The SARS-CoV-2 outbreak also highlighted the lack of evidence-based data on the transmission of coronaviruses, or indeed respiratory viruses in in general, and on which non-pharmaceutical countermeasures (for example, social distancing and masks (surgical versus N99/FFP3 masks)) are effective or not. The SARS-CoV-2 outbreak demonstrated that the only effective control options available in the first months of the pandemic were non-pharmaceutical, but our understanding of the efficacy of specific measures is limited.

Coronavirus genome complexity

Why do coronavirus genomes encode so many more proteins than other RNA viruses? Coronavirus genomes are bigger than those of any other RNA virus, apart from those of related members of the Nidovirales order. The genomes are so large that they require genomic proofreading activity to avoid error catastrophe7. A large genome size may contribute to enhanced cross-species transmission, but, at present, this notion is speculative. In any case, an important question is to understand the function of the many non-structural proteins involved in virus replication. Development of a cell-free or entirely in vitro replication system would facilitate detailed probing of the role of individual proteins in replication and transmission. Efforts to develop such cell-free systems were initiated 40 years ago, but it is only in the past few years with the advent of cryo-electron microscopy and new biochemical approaches that progress has been made. These efforts are expected to complement studies in intact cells, which use high-resolution microscopy and related techniques to analyse macromolecular interactions and function at the subcellular level.

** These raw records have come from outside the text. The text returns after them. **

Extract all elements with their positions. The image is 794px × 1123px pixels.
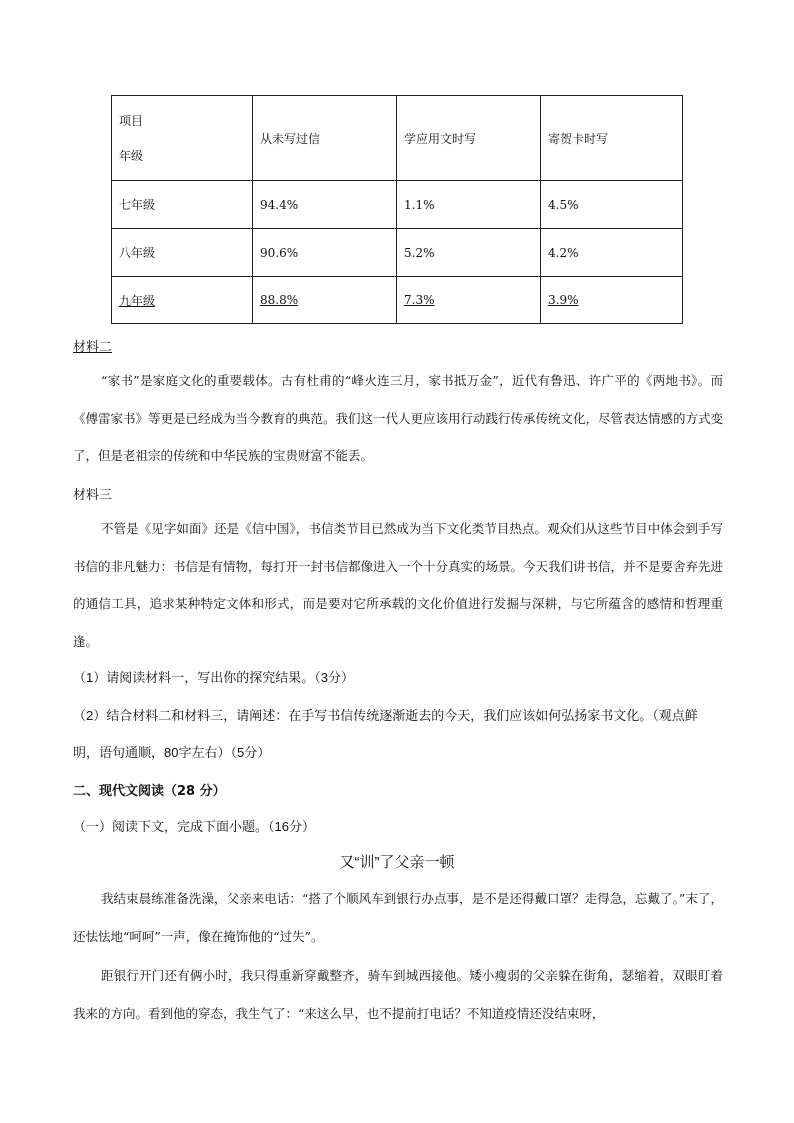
table-corner-cell bbox=[112, 96, 253, 181]
grade-cell bbox=[112, 277, 253, 324]
table-header-row bbox=[112, 96, 683, 181]
applied-cell: 1.1% bbox=[397, 181, 541, 229]
corner-grade-label: 年级 bbox=[119, 149, 144, 163]
material3-label: 材料三 bbox=[73, 488, 113, 503]
never-cell bbox=[253, 277, 397, 324]
column-header-never: 从未写过信 bbox=[253, 96, 397, 181]
grade-text: 九年级 bbox=[119, 293, 156, 308]
column-header-applied: 学应用文时写 bbox=[397, 96, 541, 181]
table-row bbox=[112, 229, 683, 277]
applied-text: 7.3% bbox=[404, 293, 435, 307]
card-cell: 4.2% bbox=[541, 229, 683, 277]
applied-cell bbox=[397, 277, 541, 324]
material2-label: 材料二 bbox=[73, 340, 113, 355]
never-cell: 90.6% bbox=[253, 229, 397, 277]
question-1: （1）请阅读材料一，写出你的探究结果。（3分） bbox=[73, 670, 354, 685]
material2-text: “家书”是家庭文化的重要载体。古有杜甫的“峰火连三月，家书抵万金”，近代有鲁迅、许广平的《两地书》。而《傅雷家书》等更是已经成为当今教育的典范。我们这一代人更应该用行动践行传承传统文化，尽管表达情感的方式变了，但是老祖宗的传统和中华民族的宝贵财富不能丢。 bbox=[73, 373, 724, 463]
column-header-card: 寄贺卡时写 bbox=[541, 96, 683, 181]
story-paragraph-2: 距银行开门还有俩小时，我只得重新穿戴整齐，骑车到城西接他。矮小瘦弱的父亲躲在街角，瑟缩着，双眼盯着我来的方向。看到他的穿态，我生气了：“来这么早，也不提前打电话？不知道疫情还没结束呀， bbox=[73, 968, 723, 1021]
table-row bbox=[112, 277, 683, 324]
card-text: 3.9% bbox=[548, 293, 579, 307]
letter-writing-survey-table bbox=[111, 95, 683, 324]
never-text: 88.8% bbox=[260, 293, 299, 307]
material3-text: 不管是《见字如面》还是《信中国》，书信类节目已然成为当下文化类节目热点。观众们从这些节目中体会到手写书信的非凡魅力：书信是有情物，每打开一封书信都像进入一个十分真实的场景。今天我们讲书信，并不是要舍弃先进的通信工具，追求某种特定文体和形式，而是要对它所承载的文化价值进行发掘与深耕，与它所蕴含的感情和哲理重逢。 bbox=[73, 521, 724, 649]
card-cell: 4.5% bbox=[541, 181, 683, 229]
table-row bbox=[112, 181, 683, 229]
never-cell: 94.4% bbox=[253, 181, 397, 229]
question-2: （2）结合材料二和材料三，请阐述：在手写书信传统逐渐逝去的今天，我们应该如何弘扬家书文化。（观点鲜明，语句通顺，80字左右）（5分） bbox=[73, 708, 698, 760]
story-title: 又“训”了父亲一顿 bbox=[339, 854, 455, 871]
subsection-heading: （一）阅读下文，完成下面小题。（16分） bbox=[73, 819, 315, 834]
section-heading: 二、现代文阅读（28 分） bbox=[73, 784, 226, 799]
grade-cell: 七年级 bbox=[112, 181, 253, 229]
corner-item-label: 项目 bbox=[119, 114, 144, 128]
card-cell bbox=[541, 277, 683, 324]
grade-cell: 八年级 bbox=[112, 229, 253, 277]
story-paragraph-1: 我结束晨练准备洗澡，父亲来电话：“搭了个顺风车到银行办点事，是不是还得戴口罩？走得急，忘戴了。”末了，还怯怯地“呵呵”一声，像在掩饰他的“过失”。 bbox=[73, 891, 723, 944]
applied-cell: 5.2% bbox=[397, 229, 541, 277]
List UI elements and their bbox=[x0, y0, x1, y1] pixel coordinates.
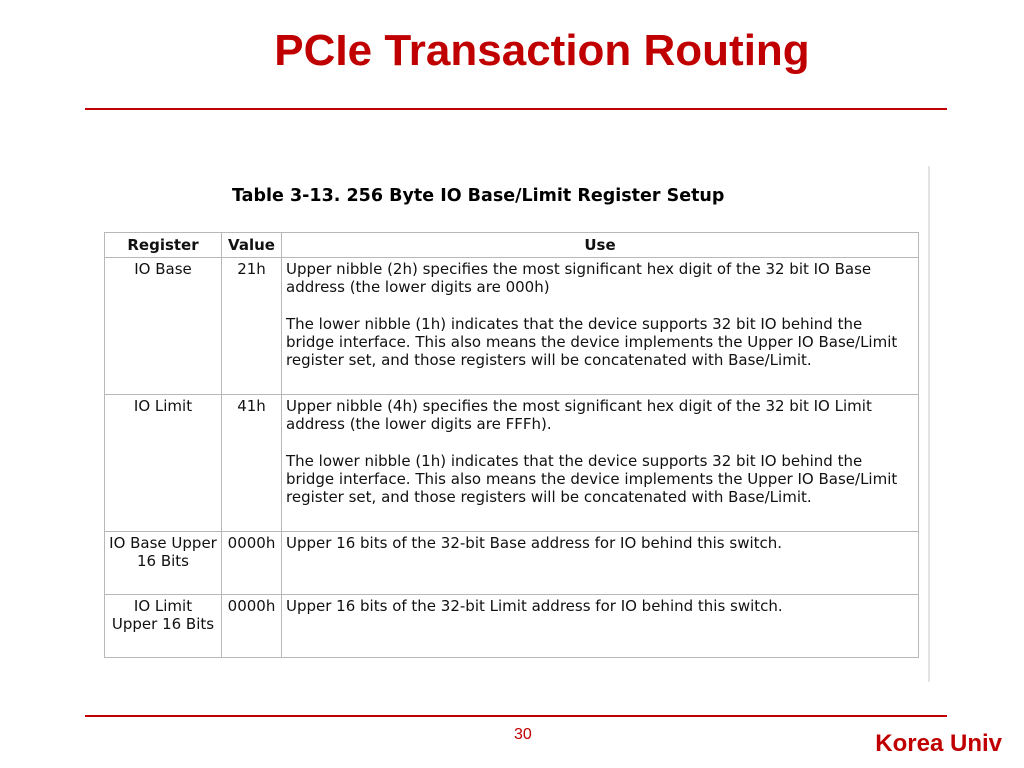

Related to the previous question, why do coronaviruses encode so many proteins with apparent immunoevasive function? Coronaviruses encode a variable number of accessory proteins, the genes of which are intermingled within the structural protein genes located at the 3′ end of the genome. For example, SARS-CoV-2 encodes at least six such proteins, with several other putative open reading frames in the genome hypothesized to be expressed and have immunoevasive properties8. Confusingly, these genes are often deleted in viruses isolated from infected animals, without apparent loss of virulence. This was shown most clearly in the case of MERS-CoV, in which diverse deletions and insertions in accessory genes were detected in some isolates obtained in Africa from camels, the primary host of the virus9. These genetic changes may have unpredictable consequences for virus transmissibility or pathogenesis. Deletion of these genes occasionally leads to increased virulence10. The variable and sometimes unexpectedly high numbers of these proteins suggest that they have redundant and, perhaps, additional functions. Such redundancy could contribute to cross-species transmission. The genetic instability of MERS-CoV camels in Africa therefore needs to be monitored and evidence for human spillover needs to be continually assessed.

Predictive evolution

Can coronavirus evolution in infected human or other animal hosts be predicted? Coronaviruses readily mutate and recombine as they adapt to a new host. This is well illustrated by the COVID-19 pandemic, in which ancestral strains of SARS-CoV-2 initially mutated to better infect humans, and later evolved to evade the human immune response, generating a series of variants of concern. Several studies have modelled SARS-CoV-2 evolution but so far it has not been possible to predict how the virus will evolve in the future. Such predictive modelling is recognized to be difficult, but would be very useful in the present pandemic as well as in future coronavirus outbreaks or pandemics for vaccine development, for anticipating clinical disease and pathogenesis, and for risk assessment of animal viruses with zoonotic potential.